According to the Centers for Disease Control and Prevention, preventable chronic diseases are responsible for 75% of American healthcare spending. Those preventable illnesses like diabetes and heart disease drive up your insurance premiums, but the healthier you are, the less you’ll have to spend on treatment.
Staying healthy is easier than you might think.
In fact, you can make a few small changes today to get healthier, stay healthier, and reduce your risk of serious illnesses.
1: Eat More Leafy Greens
You already know that a healthy lifestyle involves healthy eating.
Eating well isn’t an all or nothing proposition, though. Adding more healthful foods to your diet and reducing your sugar consumption is a smart move, and you can do that without adhering to a miserably strict diet.
Start by eating more dark, leafy greens.
Leafy veggies reduce your risk of developing cancer, boost your metabolism, and keep your energy levels high throughout the day. They’re excellent for your digestive health, and they’re packed with important vitamins that support your vital functions.
Increasing your consumption of green, leafy veggies also slows the aging process, so reach for some spinach before you shell out the cash for anti-aging treatments.
2: Sit Less, Move More
Studies have shown that sitting for long periods of time drastically increases your risk of obesity and heart disease.
One study compared adults who spent less than 2 hours nightly sitting in front of a screen with adults who spent 4 or more hours sitting each night, and it was determined that the more sedentary adults were 50% more likely to die from any cause.
Even more concerning, the research indicates that a regular exercise routine doesn’t reduce the risks of sitting for too long.
The simple solution is to move around more throughout the day.
If you work at a desk, set reminders for each hour throughout the day to stand up and stretch, and when you’re at home, spend less time on the sofa and more on your feet.
Moving more keeps your blood circulating and your body functioning well, and it reduces your risks of serious illness a lot.
3: Schedule a Checkup
Major health problems are rarely sudden.
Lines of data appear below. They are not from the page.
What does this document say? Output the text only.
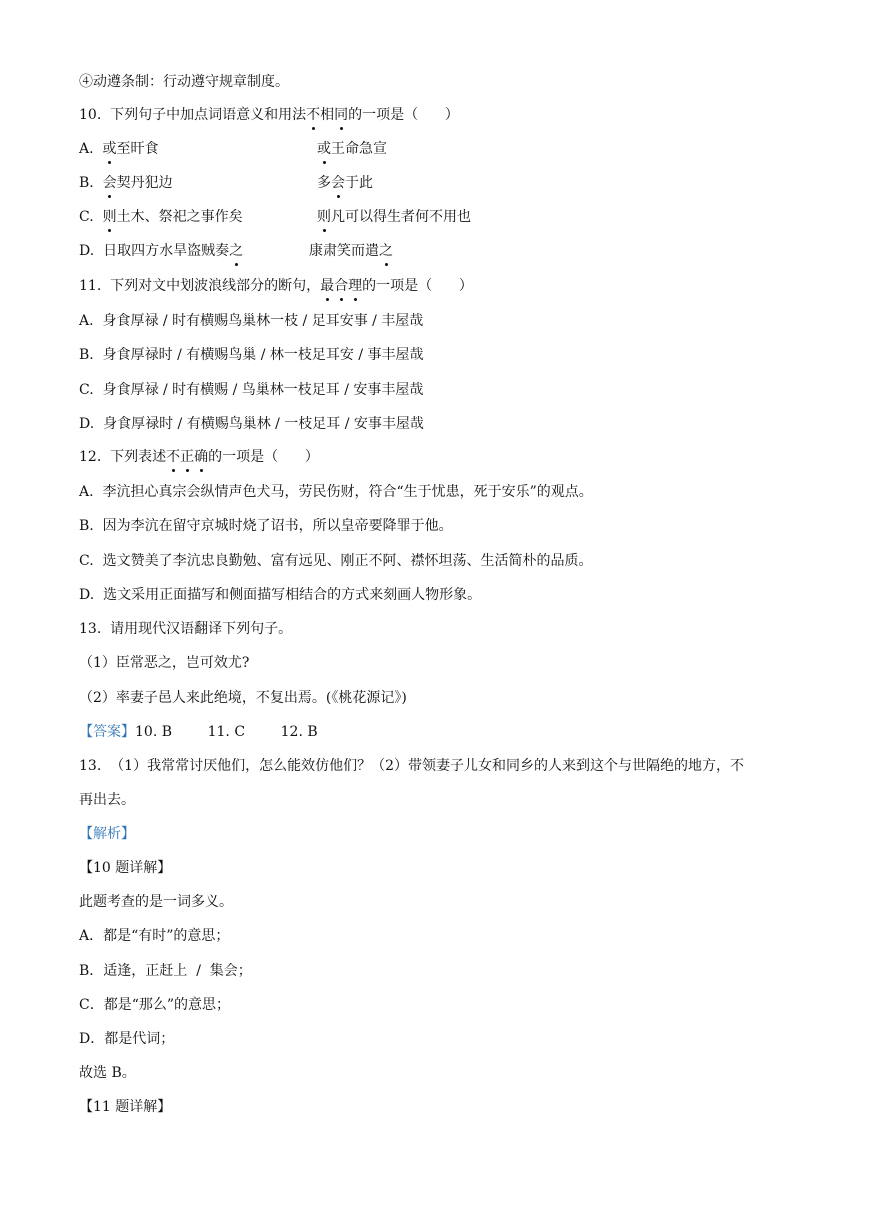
④动遵条制：行动遵守规章制度。
10.  下列句子中加点词语意义和用法不相同的一项是（      ）
A.  或至旰食	或王命急宣
B.  会契丹犯边	多会于此
C.  则土木、祭祀之事作矣	则凡可以得生者何不用也
D.  日取四方水旱盗贼奏之	康肃笑而遣之
11.  下列对文中划波浪线部分的断句，最合理的一项是（      ）
A.  身食厚禄 / 时有横赐鸟巢林一枝 / 足耳安事 / 丰屋哉
B.  身食厚禄时 / 有横赐鸟巢 / 林一枝足耳安 / 事丰屋哉
C.  身食厚禄 / 时有横赐 / 鸟巢林一枝足耳 / 安事丰屋哉
D.  身食厚禄时 / 有横赐鸟巢林 / 一枝足耳 / 安事丰屋哉
12.  下列表述不正确的一项是（      ）
A.  李沆担心真宗会纵情声色犬马，劳民伤财，符合“生于忧患，死于安乐”的观点。
B.  因为李沆在留守京城时烧了诏书，所以皇帝要降罪于他。
C.  选文赞美了李沆忠良勤勉、富有远见、刚正不阿、襟怀坦荡、生活简朴的品质。
D.  选文采用正面描写和侧面描写相结合的方式来刻画人物形象。
13.  请用现代汉语翻译下列句子。
（1）臣常恶之，岂可效尤?
（2）率妻子邑人来此绝境，不复出焉。(《桃花源记》)
【答案】10. B        11. C        12. B
13.  （1）我常常讨厌他们，怎么能效仿他们？（2）带领妻子儿女和同乡的人来到这个与世隔绝的地方，不
再出去。
【解析】
【10 题详解】
此题考查的是一词多义。
A．都是“有时”的意思；
B．适逢，正赶上  /  集会；
C．都是“那么”的意思；
D．都是代词；
故选 B。
【11 题详解】
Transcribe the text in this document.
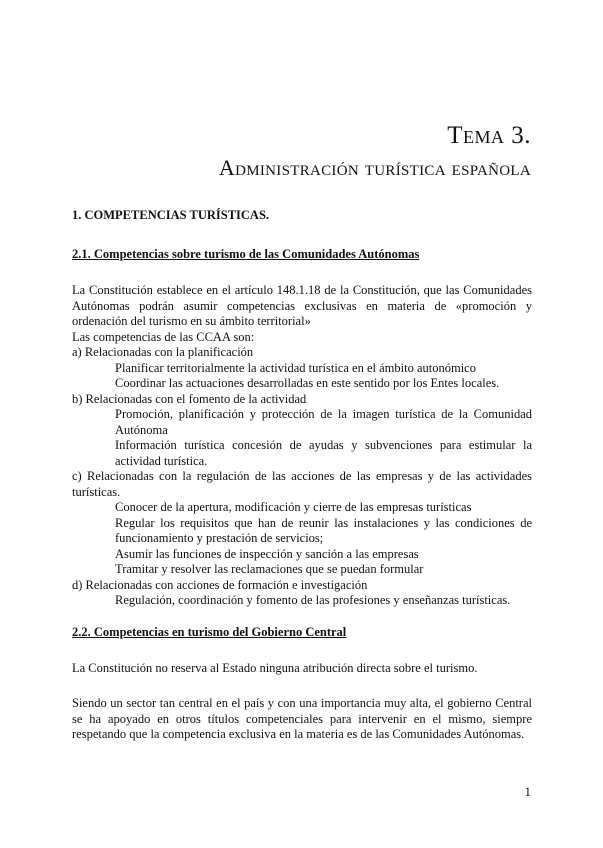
Tema 3.
Administración turística española
1. COMPETENCIAS TURÍSTICAS.
2.1. Competencias sobre turismo de las Comunidades Autónomas

La Constitución establece en el artículo 148.1.18 de la Constitución, que las Comunidades Autónomas podrán asumir competencias exclusivas en materia de «promoción y ordenación del turismo en su ámbito territorial»

Las competencias de las CCAA son:

a) Relacionadas con la planificación
Planificar territorialmente la actividad turística en el ámbito autonómico
Coordinar las actuaciones desarrolladas en este sentido por los Entes locales.
b) Relacionadas con el fomento de la actividad
Promoción, planificación y protección de la imagen turística de la Comunidad Autónoma
Información turística concesión de ayudas y subvenciones para estimular la actividad turística.
c) Relacionadas con la regulación de las acciones de las empresas y de las actividades turísticas.
Conocer de la apertura, modificación y cierre de las empresas turísticas
Regular los requisitos que han de reunir las instalaciones y las condiciones de funcionamiento y prestación de servicios;
Asumir las funciones de inspección y sanción a las empresas
Tramitar y resolver las reclamaciones que se puedan formular
d) Relacionadas con acciones de formación e investigación
Regulación, coordinación y fomento de las profesiones y enseñanzas turísticas.
2.2. Competencias en turismo del Gobierno Central

La Constitución no reserva al Estado ninguna atribución directa sobre el turismo.

Siendo un sector tan central en el país y con una importancia muy alta, el gobierno Central se ha apoyado en otros títulos competenciales para intervenir en el mismo, siempre respetando que la competencia exclusiva en la materia es de las Comunidades Autónomas.

1
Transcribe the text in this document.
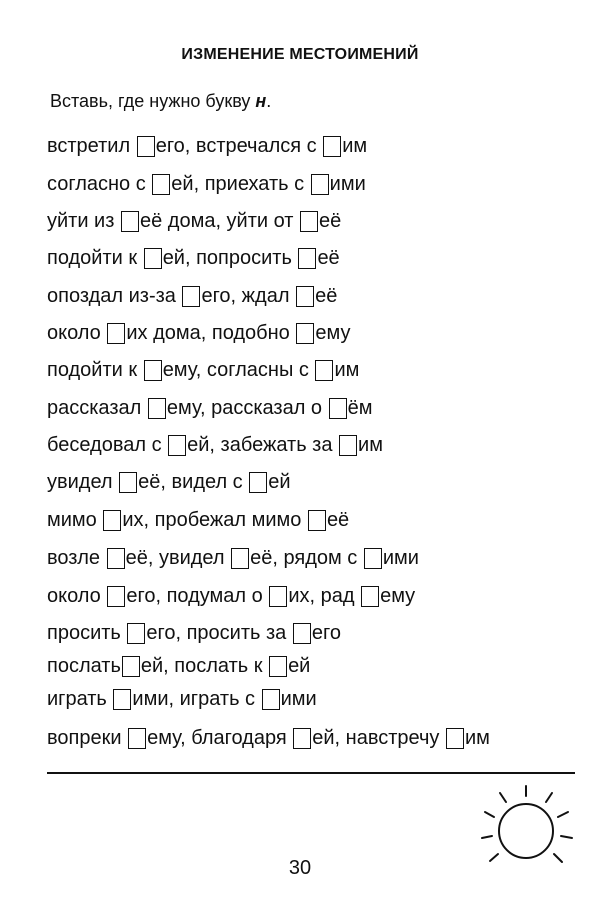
ИЗМЕНЕНИЕ МЕСТОИМЕНИЙ
Вставь, где нужно букву н.
встретил его, встречался с им
согласно с ей, приехать с ими
уйти из её дома, уйти от её
подойти к ей, попросить её
опоздал из-за его, ждал её
около их дома, подобно ему
подойти к ему, согласны с им
рассказал ему, рассказал о ём
беседовал с ей, забежать за им
увидел её, видел с ей
мимо их, пробежал мимо её
возле её, увидел её, рядом с ими
около его, подумал о их, рад ему
просить его, просить за его
послать ей, послать к ей
играть ими, играть с ими
вопреки ему, благодаря ей, навстречу им
30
In most cases, a severe illness could have been prevented if the signs were detected early enough.
Checkups don’t necessarily make you healthier, but they do give you the chance to catch any potential problems before they have a chance to greatly impact your health.
Making small changes to correct minor problems is far easier than trying to treat major illnesses.
For example, if your blood pressure is slightly elevated, your doctor might recommend adjusting your diet a little and perhaps taking up a physical hobby like tennis or jogging. If you didn’t know your blood pressure was a little high, though, that condition can develop to the point where you’d need medication and major intervention to recover from a heart attack or other complications.
It’s likely your health insurance plan already includes annual checkups. If you’re paying for them, you might as well go, right?
Staying well is the best insurance you can get. With just a few good habits, you can reduce illness, feel better, and do more.